Summary of Comments ( 23 )
https://news.ycombinator.com/item?id=43181610
Hacker News users generally praised the clarity and novelty of the Iterated Log Coding approach. Several commenters appreciated the author's clear explanation of a complex topic and the potential benefits of the technique for compression, especially in specialized domains like bioinformatics. Some discussed its similarities to Huffman coding and Elias gamma coding, suggesting it falls within a family of variable-length codes optimized for certain data distributions. A few pointed out limitations or offered alternative implementations, including using a lookup table for smaller values of 'n' for performance improvements. The practicality of the method for general-purpose compression was questioned, with some suggesting it might be too niche, while others found it theoretically interesting and a valuable addition to existing compression methods.
The Hacker News post "Iterated Log Coding" discussing the blog post about a new compression algorithm has generated a moderate amount of discussion, with several commenters engaging with the core ideas presented.
One of the most compelling threads revolves around the practicality and novelty of the "iterated log" approach. A user points out that the method is reminiscent of Elias gamma coding, a well-established variable-length coding scheme. This sparked further discussion comparing the two methods, with some suggesting that iterated log coding might offer advantages in certain scenarios, particularly when dealing with very large numbers, while others remain skeptical, highlighting the efficiency and existing implementations of Elias gamma coding.
Another commenter questions the choice of using base-10 logarithms in the examples, suggesting that base-2 logarithms would be more natural in a computational context.

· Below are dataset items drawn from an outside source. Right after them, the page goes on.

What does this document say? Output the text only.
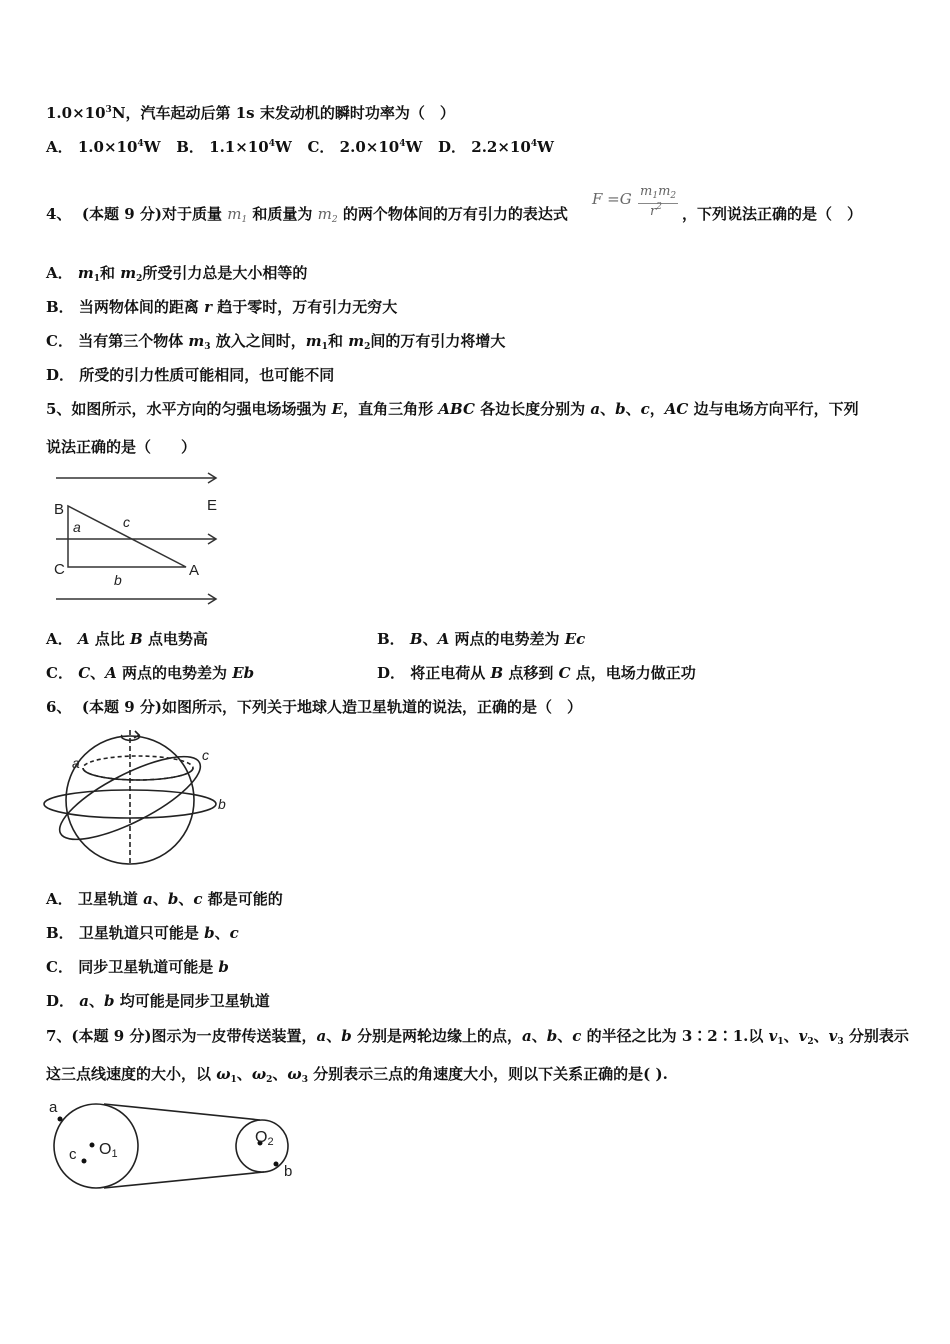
$1.0\times 10^3N$，汽车起动后第 1s 末发动机的瞬时功率为（　）
A． $1.0\times 10^4W$ B． $1.1\times 10^4W$ C． $2.0\times 10^4W$ D． $2.2\times 10^4W$
4、 (本题 9 分)对于质量 $m_1$ 和质量为 $m_2$ 的两个物体间的万有引力的表达式
F =G $m_1m_2$
$r^2$ ，下列说法正确的是（　）
A． $m_1$和 $m_2$所受引力总是大小相等的
B． 当两物体间的距离 r 趋于零时，万有引力无穷大
C． 当有第三个物体 $m_3$ 放入之间时，$m_1$和 $m_2$间的万有引力将增大
D． 所受的引力性质可能相同，也可能不同
5、如图所示，水平方向的匀强电场场强为 E，直角三角形 ABC 各边长度分别为 a、b、c，AC 边与电场方向平行，下列
说法正确的是（　　）
B
C	A
E
a
b
c
A． A 点比 B 点电势高	B． B、A 两点的电势差为 Ec
C． C、A 两点的电势差为 Eb	D． 将正电荷从 B 点移到 C 点，电场力做正功
6、 (本题 9 分)如图所示，下列关于地球人造卫星轨道的说法，正确的是（　）
a
b
c
A． 卫星轨道 a、b、c 都是可能的
B． 卫星轨道只可能是 b、c
C． 同步卫星轨道可能是 b
D． a、b 均可能是同步卫星轨道
7、(本题 9 分)图示为一皮带传送装置，a、b 分别是两轮边缘上的点，a、b、c 的半径之比为 3∶2∶1.以 $v_1$、$v_2$、$v_3$ 分别表示
这三点线速度的大小，以 $\omega_1$、$\omega_2$、$\omega_3$ 分别表示三点的角速度大小，则以下关系正确的是( ).
a
c O1
O2
b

This comment prompts a brief discussion about the rationale behind the base choice, with the possibility that base-10 was selected for easier human readability in the illustrative examples.
Several commenters express interest in seeing benchmarks and comparisons against existing compression algorithms. They emphasize the importance of real-world performance data to evaluate the effectiveness of the proposed method. One user specifically asks about the performance on typical integer sequences found in practice.
There's also a short exchange regarding the potential applications of this compression method. One commenter suggests it could be useful for compressing indexes in databases.
Finally, a few commenters delve into the theoretical underpinnings of the algorithm, discussing its relationship to other coding schemes and exploring its potential limitations. One user mentions the connection to prefix codes and how the unique decodability property is ensured.
Overall, the comments section reveals a mixture of curiosity, skepticism, and cautious optimism towards the iterated log coding approach. While some see it as a potentially interesting idea with specific niche applications, others remain unconvinced of its practical value compared to established techniques. The prevailing sentiment appears to be a desire for more empirical evidence and comparisons to solidify the claims made in the original blog post.